Speaking at the 5th Australian Asset Owner Forum hosted by Fund Business in Melbourne last week, Bill Pryor, global head of data & analytics for Citi Custody & Fund Services, said the promise of big data as a means to solving all problems, whether regulatory, reporting, risk, compliance, liquidity or analysis in nature, is a tempting one. He also said there are real signs that it is a much better approach when compared to traditional legacy data warehouse technology.

Bill Pryor ​- Global Head of Data & Analytics, Citi Custody and Fund Services​
Bill Pryor ​- Global Head of Data & Analytics, Citi Custody and Fund Services​
For all of this to work, data governance is absolutely key. All firms are different, but you do need a data governance framework, it needs to be cross-organisational and it has to be continuous, to ensure the data quality is accurate

Pryor said other industry success stories utilising this approach, such as Google, Amazon, Twitter and Facebook, have highlighted the potential to quickly ingest and process vast amounts of data and provide lightning fast access. However, it does require a new approach to data management than fund managers and asset owners have applied to date.

“Historically just about everyone has envisioned the promise of data analytics as the absolute nirvana. You have all the data at your fingertips that gets put together and modelled in a way that reflects your complete investment picture. It’s the objective that we are all chasing, but with previous approaches, the reality has been that it is a lot of effort, a lot of cost, takes a long time and it comes with a lot of challenges,” Pryor said.

For example, developing strategies to support data quality can be a time-consuming undertaking; the acquisition of technology such as data warehouses and implementing these systems in practice can be both expensive and time consuming and not all business intelligence tools actually hit the mark.

“These are challenging and risky projects and even when you have built the right data model and you architect it to match your investment strategy – which is usually a very long and complex implementation plan – there is the ongoing maintenance that comes on top of it,” Pryor said.

Step change

However, Pryor said a new approach to data management is beginning to take hold. Among clients, he said, interest is shifting away from legacy warehousing technologies and towards big data and unstructured data lakes.

“Yes absolutely, legacy technology allows you to deliver data warehouse functionality, no doubt about that, but it is very costly, it does take a long implementation time, there is a lot of complexity and it is not massively repeatable. Similarly, while legacy data warehouses can provide real time feeds, data mining and predict values, they are not well suited to perform these activities and the type of response times that you see reflect those limitations,” Pryor said.

By contrast, a cloud-based unstructured data lake provides cheaper data storage and allows market participants to more easily ingest disparate data sets into one big data pool. To subsequently provide structure to these unstructured data sets, firms can apply business intelligence tools while machine learning techniques can continually improve performance, all in a much shorter time frame.

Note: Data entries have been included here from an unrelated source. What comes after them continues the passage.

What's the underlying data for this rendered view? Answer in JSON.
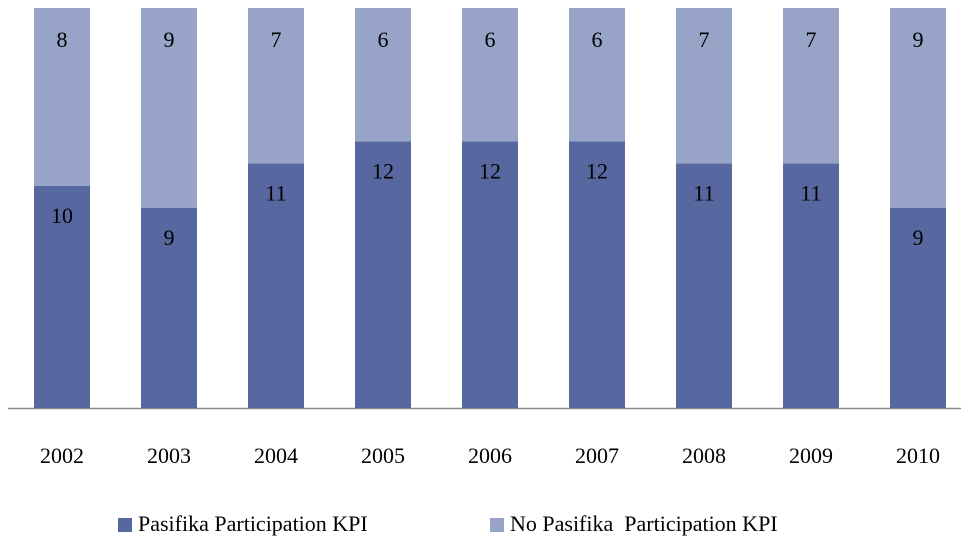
{
  "chart_data": {
    "type": "stacked-bar",
    "categories": [
      "2002",
      "2003",
      "2004",
      "2005",
      "2006",
      "2007",
      "2008",
      "2009",
      "2010"
    ],
    "series": [
      {
        "name": "Pasifika Participation KPI",
        "color": "#57679f",
        "values": [
          10,
          9,
          11,
          12,
          12,
          12,
          11,
          11,
          9
        ]
      },
      {
        "name": "No Pasifika  Participation KPI",
        "color": "#98a3c8",
        "values": [
          8,
          9,
          7,
          6,
          6,
          6,
          7,
          7,
          9
        ]
      }
    ],
    "ylim": [
      0,
      18
    ],
    "legend": "bottom"
  }
}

Pryor said that to date, most interest in unstructured solutions is coming from the operations side, where the benefits of automation are most obvious. “It’s early stages, but we are starting to see clients question the costs and the time it takes to see benefits when implementing projects that are based on the old data warehouse principles. At this point, the greatest demand is coming from the operations side, because so much is still done manually and if you can automate that, you get a higher quality process that is more straight through,” he said.

However, Pryor said that looking ahead, the potential benefits for performance analytics and investment functions are equally significant.

“The end game is taking all this data and applying it to investment analytics to properly reflect the complete investment picture. Where it is really going to get exciting going forward is the use of dynamic calculation engines and in-memory processing to recalculate your performance on the fly,” Pryor said.

“Being able to find that needle in the haystack, no matter what type of data it is, whether it is custody data, accounting data, performance or risk; being able to apply business intelligence tools to provide structure to the data is the magic formula that will give you this type of instant empowerment to get to the answers to your questions, whatever they may be,” Pryor said.

Data strategy is key

While data lakes can provide more capabilities compared to traditional data warehouses, Pryor said it is critical that clients select the technology based on the use cases they are trying to solve.

“Often technologies get selected because people are enamoured by the technology, rather than the practicalities of how it is going to solve a use case. You need to flip that around and build your technology based on the problems you are trying to solve. When you hear about big data projects that haven’t quite achieved what they are doing or missed the mark completely, it is because they just went off and gobbled up all kinds of data without knowing what they are going to do with it,” Pryor said.

Data governance is equally critical. “For all of this to work, data governance is absolutely key. All firms are different, but you do need a data governance framework, it needs to be cross-organisational and it has to be continuous, to ensure the data quality is accurate,” Pryor said.

In terms of system requirements, Pryor recommended that insofar as possible, firms aim for zero maintenance requirements, infinite scalability and massive repeatability.

“This is not going to happen overnight, it is probably going to take three to five years for these systems to do everything you want, but the benefits will be worth it,” Pryor said.